Apple has also launched Apple Creator Studio, a subscription service that bundles a range of premium productivity tools, writing, filming, photography, editing, design, and marketing, into a single offering aimed squarely at multidisciplinary creatives. Launched in January, it is a logical extension of the broader project: if the iPhone is the capture device, the ecosystem around it ought to support every other part of the creative process. "The goal for Apple Creator Studio was to address all of those needs in one place," Venkatesan said.

Looking further ahead, the LiDAR sensor, already present in the Pro models of the iPhone, opens up possibilities that filmmakers are only beginning to explore. A Mexican short from last year, El lazo de Petra, blended live action and pixel art, using LiDAR-generated 3D motion capture to achieve a retro gaming aesthetic. It was a film that could not have existed without that technology, deployed in a context, a short film, an independent production, where it would previously have been entirely out of reach.
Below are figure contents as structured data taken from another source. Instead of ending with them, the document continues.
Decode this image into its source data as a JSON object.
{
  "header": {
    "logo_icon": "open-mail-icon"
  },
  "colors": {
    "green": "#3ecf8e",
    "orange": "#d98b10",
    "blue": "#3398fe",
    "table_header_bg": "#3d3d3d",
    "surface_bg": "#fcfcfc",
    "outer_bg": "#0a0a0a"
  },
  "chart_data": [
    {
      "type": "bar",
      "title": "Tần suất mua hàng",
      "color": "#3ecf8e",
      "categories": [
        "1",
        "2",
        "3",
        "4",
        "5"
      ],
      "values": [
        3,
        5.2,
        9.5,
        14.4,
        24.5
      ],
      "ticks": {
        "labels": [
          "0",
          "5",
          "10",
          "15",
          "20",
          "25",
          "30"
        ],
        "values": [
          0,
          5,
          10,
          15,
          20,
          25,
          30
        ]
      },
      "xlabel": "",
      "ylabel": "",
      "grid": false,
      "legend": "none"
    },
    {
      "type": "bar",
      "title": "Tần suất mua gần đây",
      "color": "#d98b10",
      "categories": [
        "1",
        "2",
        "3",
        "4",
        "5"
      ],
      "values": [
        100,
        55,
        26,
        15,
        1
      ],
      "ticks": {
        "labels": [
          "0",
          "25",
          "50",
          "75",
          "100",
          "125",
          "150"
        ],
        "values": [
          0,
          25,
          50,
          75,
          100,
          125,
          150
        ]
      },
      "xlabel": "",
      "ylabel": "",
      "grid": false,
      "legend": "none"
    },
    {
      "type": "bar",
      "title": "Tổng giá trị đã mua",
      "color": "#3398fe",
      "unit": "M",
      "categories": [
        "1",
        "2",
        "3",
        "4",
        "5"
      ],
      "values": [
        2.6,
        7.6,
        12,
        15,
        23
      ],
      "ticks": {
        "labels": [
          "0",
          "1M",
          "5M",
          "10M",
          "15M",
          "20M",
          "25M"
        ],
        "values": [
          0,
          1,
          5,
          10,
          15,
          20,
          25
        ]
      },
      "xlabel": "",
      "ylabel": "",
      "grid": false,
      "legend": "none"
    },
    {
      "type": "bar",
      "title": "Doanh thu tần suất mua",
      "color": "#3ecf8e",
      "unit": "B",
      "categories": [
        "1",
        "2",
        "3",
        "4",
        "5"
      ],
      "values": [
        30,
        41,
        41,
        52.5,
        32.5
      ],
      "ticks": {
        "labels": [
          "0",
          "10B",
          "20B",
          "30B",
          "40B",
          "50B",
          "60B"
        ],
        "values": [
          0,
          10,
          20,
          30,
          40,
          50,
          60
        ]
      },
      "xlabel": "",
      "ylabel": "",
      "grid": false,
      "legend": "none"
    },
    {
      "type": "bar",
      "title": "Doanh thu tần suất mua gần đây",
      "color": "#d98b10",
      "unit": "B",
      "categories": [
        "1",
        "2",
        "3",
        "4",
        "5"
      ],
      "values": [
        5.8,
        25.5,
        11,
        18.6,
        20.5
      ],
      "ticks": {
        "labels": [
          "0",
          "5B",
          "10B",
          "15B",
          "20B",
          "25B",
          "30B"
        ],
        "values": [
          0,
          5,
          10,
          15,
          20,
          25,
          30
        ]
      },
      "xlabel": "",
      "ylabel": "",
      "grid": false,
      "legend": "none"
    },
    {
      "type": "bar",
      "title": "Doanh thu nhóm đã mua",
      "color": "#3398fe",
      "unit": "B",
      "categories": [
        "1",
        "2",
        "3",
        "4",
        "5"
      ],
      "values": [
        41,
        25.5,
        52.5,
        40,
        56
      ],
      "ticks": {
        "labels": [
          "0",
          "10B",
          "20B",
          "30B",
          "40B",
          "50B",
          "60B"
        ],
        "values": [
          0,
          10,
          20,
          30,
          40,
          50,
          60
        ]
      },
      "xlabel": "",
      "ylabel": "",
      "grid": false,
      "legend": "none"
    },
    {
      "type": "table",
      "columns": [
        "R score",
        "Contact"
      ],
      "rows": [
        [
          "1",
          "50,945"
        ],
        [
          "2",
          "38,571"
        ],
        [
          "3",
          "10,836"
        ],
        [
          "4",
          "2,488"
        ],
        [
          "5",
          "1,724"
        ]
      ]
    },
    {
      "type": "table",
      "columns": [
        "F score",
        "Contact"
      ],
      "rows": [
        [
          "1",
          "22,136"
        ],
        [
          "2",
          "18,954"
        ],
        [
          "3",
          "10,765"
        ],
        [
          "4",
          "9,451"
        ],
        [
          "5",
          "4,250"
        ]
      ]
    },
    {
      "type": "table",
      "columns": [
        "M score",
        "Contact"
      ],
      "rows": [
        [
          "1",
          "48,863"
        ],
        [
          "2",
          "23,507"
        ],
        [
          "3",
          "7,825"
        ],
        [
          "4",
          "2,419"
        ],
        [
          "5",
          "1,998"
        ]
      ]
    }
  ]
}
For Banerjee, all of this points towards a question about education and about what film schools teach and what they ought to be willing to unsettle. "I believe that education should happen, and I equally believe that anti-education should at the same time prosper. A good society works when you have some degree of classical, conventional education existing in parallel with the rebellion against, and the unsettling of, that very system," he said. It is a generous formulation: not a rejection of craft, but an insistence that craft must always be answerable to imagination, and imagination must always be free to find its own tools.

Sarkar, for her part, is unanxious about what comes next. She has no interest in drawing battle lines between the iPhone and the full-format camera. "There will certainly be times when I need to use a full-format camera, but I see no reason why the two cannot coexist," she said. That coexistence, pragmatic and trained on the story rather than the equipment, may be precisely the disposition the next generation of Indian independent filmmakers will need.

Venkatesan, when asked what he ultimately wants the iPhone camera to be, set the specification sheet aside entirely. "The most inspiring and exciting thing we are seeing is more and more people turning to iPhone for filmmaking. As long as we remain focused on understanding, empathising, and building for those goals, I do not have one specific thing I want the camera to do. We just want it to make people happy. We want it to give light and access to more young filmmakers, and to keep delivering on truly remarkable projects." It is an honest closing note that a piece about democratised filmmaking could ask for.